Даже британцам ясно, что теперь бессмысленно рассчитывать на свою вековую неуязвимость к вторжению извне. Эти соображения вызывают в Великобритании страстное желание во что бы то ни стало сохранить мир, и похожие настроения, хотя, возможно, в чуть меньшей степени, преобладают в большинстве других стран.
Так почему же, несмотря на все вышесказанное, нам следует опасаться войны?
Самой непосредственной и очевидной причиной, конечно же, является суровость Версальского договора 1919 года и последующий за ним рост воинствующего национализма в Германии. Новая война наверняка повлечет за собой заключение еще более сурового договора, что приведет к еще более ожесточенной реакции со стороны побежденных.
Прочного мира не добиться бесконечным перетягиванием каната. Для этого необходимо устранить причины враждебности между нациями. И поскольку в настоящее время эти причины в основном связаны с экономическими интересами некоторых групп населения, то и избавиться от них можно только путем фундаментальных экономических реформ.
Возьмем в качестве примера металлургическую промышленность как наиболее наглядную иллюстрацию экономических стимулов к войне. Определяющим здесь является тот факт, что при современной технике производить сталь в огромных количествах гораздо менее затратно, чем небольшими партиями. Следовательно, при достаточно обширных рынках сбыта производитель получает прибыль, иначе – несет убытки. У сталелитейной промышленности в Соединенных Штатах, где внутренний рынок превышает все прочие, до сих пор не было нужды заниматься политикой, кроме как с целью не давать ходу планам по военно-морскому разоружению. Зато у Германии, Франции и Великобритании рынки сбыта куда меньше, чем того требует их техническое оснащение. Они могли бы, разумеется, объединиться и таким образом добиться некоторых преимуществ, но и тут не обходится без экономических возражений. Значительная часть спроса на сталь связана с подготовкой к войне, поэтому национализм и гонка вооружений в целом выгодны для металлургической промышленности. Более того, французский Комитет металлургии и немецкий сталелитейный концерн надеются посредством войны расправиться с конкурентами, вместо того чтобы делиться с ними прибылью; и поскольку связанные с войной расходы падут главным образом на других, они рассчитывают на получение финансовой выгоды. Скорее всего, они ошибаются, хотя подобные ошибки естественны для наглых самоуверенных мужчин, одержимых властью. Тот факт, что стратегически важное золото Лотарингии ранее принадлежало Германии, а теперь Франции, лишь усиливает вражду между двумя группами промышленников и служит постоянным напоминанием о том, чего можно добиться в результате войны. Естественно, немцы более агрессивны, ведь французы уже пользуются трофеями последней войны.

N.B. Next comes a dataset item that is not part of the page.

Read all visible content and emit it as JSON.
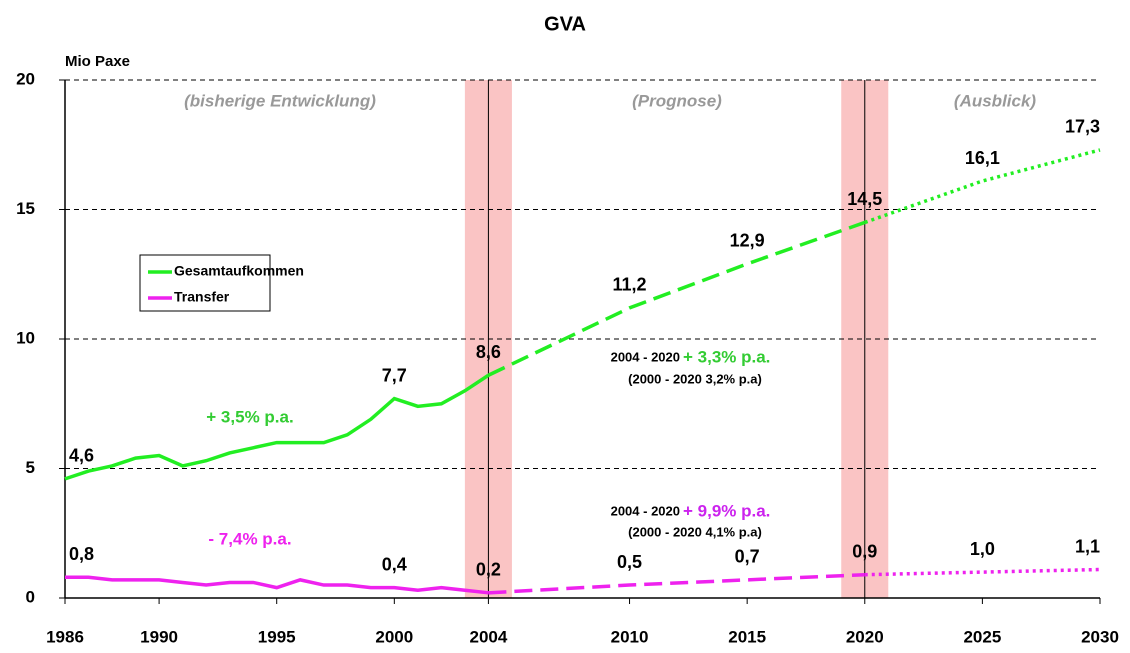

Конечно, ни металлургическая, ни какая иная промышленность со схожими интересами не подчинила бы себе великие нации, если бы не инстинкты масс, которыми можно манипулировать. Во Франции и Англии для этих целей прекрасно подходит страх, в Германии – обида на несправедливость, причем в обоих случаях мотивы эти вполне оправданны. Только будь у них возможность спокойно все обдумать, обеим сторонам стало бы ясно, что справедливый договор сделал бы всех куда счастливее. Веских причин для того, чтобы немцы продолжали страдать, нет, и если бы несправедливость была устранена, то и у них не осталось бы никаких поводов держать в страхе своих соседей. Однако всякий раз, как только делаются попытки проявить спокойное благоразумие, тут же обязательно в ход пускается пропаганда, призывающая к патриотизму и национальной гордости. Мир напоминает пьяницу, рвущегося завязать, но окруженного добрыми друзьями, которые вечно подстрекают выпить и никак не дают ему протрезветь. В данном случае добрые друзья – те, кто наживается на этой пагубной зависимости, поэтому, чтобы начать новую жизнь, первым делом надо от них избавиться. Именно в этом смысле современный капитализм может рассматриваться как причина войны: причина далеко не единственная, однако беспрестанно подстегивающая все другие. Не будь капитализма, не было бы и этого назойливого стимула; люди сразу бы увидели, насколько абсурдна война, и заключили бы справедливые договоры, исключающие ее вероятность в будущем.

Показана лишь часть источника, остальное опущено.